The following histochemical stains were performed on haired skin, ventral tail nodule (slide 1; 4 sections):
Toluidine blue (mast cells): In 2 sections, there are small aggregates of mast cells containing metachromatic granules.
Throughout all sections admixed with the eosinophils there are moderate numbers of individual mast cells.
Histochemical staining with toluidine blue reveals the presence of clustered mast cells, consistent with a diagnosis of cutaneous mast cell tumor. Serial deeper sections did not show evidence of Habronema parasites or any other additional findings. Equine cutaneous mast cell tumors are usually benign and often, as in this case, very eosinophil rich. Complete surgical excision is curative. Anecdotally, in some cases even partial excision has resulted in spontaneous regression of the mast cell tumor.

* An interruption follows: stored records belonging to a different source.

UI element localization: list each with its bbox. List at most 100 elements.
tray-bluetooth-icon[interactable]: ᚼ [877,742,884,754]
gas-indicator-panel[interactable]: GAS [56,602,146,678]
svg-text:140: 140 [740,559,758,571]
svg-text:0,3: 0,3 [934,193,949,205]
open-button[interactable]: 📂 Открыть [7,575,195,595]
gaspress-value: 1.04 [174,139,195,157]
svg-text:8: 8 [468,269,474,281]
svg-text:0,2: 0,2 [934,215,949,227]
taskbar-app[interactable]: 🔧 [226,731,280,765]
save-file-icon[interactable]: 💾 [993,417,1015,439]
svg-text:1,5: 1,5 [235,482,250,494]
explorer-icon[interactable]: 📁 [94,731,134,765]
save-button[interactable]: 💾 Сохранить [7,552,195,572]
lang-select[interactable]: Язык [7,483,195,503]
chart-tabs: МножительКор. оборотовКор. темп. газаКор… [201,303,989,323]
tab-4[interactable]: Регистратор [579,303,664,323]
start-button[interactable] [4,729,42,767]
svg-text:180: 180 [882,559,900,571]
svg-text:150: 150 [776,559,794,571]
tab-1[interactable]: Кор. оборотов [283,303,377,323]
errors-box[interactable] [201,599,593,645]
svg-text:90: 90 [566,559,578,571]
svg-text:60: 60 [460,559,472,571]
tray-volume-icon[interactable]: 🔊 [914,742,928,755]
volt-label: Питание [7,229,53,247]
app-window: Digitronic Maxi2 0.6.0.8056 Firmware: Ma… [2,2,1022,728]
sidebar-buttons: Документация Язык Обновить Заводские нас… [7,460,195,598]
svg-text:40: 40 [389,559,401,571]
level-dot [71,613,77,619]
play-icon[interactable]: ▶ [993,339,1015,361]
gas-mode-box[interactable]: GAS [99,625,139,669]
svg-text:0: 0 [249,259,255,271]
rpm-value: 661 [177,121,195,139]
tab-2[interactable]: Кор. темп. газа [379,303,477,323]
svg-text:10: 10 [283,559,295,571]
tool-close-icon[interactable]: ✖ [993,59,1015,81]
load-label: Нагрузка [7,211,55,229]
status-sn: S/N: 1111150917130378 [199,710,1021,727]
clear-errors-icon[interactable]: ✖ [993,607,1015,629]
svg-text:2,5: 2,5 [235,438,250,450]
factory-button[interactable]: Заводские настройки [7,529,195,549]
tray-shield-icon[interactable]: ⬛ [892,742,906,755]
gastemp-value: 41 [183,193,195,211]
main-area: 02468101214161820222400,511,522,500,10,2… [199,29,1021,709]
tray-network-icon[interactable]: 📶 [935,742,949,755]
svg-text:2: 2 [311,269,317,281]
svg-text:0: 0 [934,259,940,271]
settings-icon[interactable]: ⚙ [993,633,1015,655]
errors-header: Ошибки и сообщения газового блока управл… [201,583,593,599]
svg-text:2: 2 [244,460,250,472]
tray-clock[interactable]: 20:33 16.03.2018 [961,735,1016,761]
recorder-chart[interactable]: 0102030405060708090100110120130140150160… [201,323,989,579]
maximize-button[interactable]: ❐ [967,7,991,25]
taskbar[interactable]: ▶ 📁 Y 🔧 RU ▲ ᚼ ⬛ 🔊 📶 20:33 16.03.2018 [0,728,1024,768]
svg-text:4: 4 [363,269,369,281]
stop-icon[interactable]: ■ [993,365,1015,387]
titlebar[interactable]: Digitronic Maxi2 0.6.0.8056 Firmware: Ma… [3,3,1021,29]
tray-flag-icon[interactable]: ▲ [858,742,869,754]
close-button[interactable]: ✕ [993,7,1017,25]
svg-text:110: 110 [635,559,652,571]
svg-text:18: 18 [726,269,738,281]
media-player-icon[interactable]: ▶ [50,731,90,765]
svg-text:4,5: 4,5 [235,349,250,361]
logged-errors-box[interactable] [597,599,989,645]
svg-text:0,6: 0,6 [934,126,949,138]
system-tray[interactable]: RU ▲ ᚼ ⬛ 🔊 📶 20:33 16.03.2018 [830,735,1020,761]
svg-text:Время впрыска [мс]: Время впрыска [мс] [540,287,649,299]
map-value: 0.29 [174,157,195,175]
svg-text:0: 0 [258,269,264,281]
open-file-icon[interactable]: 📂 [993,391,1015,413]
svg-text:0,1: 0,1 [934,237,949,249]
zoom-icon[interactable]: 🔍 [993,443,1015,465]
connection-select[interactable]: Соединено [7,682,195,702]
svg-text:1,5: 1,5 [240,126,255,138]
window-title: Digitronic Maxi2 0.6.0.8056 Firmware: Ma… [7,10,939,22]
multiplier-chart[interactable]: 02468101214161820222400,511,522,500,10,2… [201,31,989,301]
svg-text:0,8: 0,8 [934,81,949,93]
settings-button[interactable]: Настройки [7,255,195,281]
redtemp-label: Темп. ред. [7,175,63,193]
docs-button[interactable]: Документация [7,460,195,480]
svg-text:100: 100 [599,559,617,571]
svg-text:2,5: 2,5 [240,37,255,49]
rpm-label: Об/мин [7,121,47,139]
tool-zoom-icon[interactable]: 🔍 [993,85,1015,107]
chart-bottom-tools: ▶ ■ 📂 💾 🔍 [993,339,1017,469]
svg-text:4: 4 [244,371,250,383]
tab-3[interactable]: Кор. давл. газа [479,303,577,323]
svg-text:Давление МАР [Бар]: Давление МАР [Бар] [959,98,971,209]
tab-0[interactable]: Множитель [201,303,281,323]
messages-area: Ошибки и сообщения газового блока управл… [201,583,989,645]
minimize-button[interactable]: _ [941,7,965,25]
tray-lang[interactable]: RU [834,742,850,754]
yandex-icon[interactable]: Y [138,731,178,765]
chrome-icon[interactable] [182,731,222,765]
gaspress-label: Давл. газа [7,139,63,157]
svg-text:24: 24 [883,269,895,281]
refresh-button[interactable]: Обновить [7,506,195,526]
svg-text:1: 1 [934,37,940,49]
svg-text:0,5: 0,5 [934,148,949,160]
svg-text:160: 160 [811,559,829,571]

Amended morphologic diagnosis:
Haired skin, ventral tail nodule: Cutaneous mast cell tumor
If you remember, this was the least likely of the three original possible diagnoses.
What a special snowflake.
Waiting on the vet’s word, about whether excision is the next step and if so, how soon. Given that it is definitely receding thanks to the bioabsorbable cisplastin beads we sutured in this may not be an immediate step.
Either way, seriously? I have been exposed to my fair share of medical weirdness in person, and I am an avid reader of the COTH forums for weird medical stuff, and I have never even heard of this. I even did a search for “mast cell” on COTH and it came up with cancer stories in people and dogs. No horses.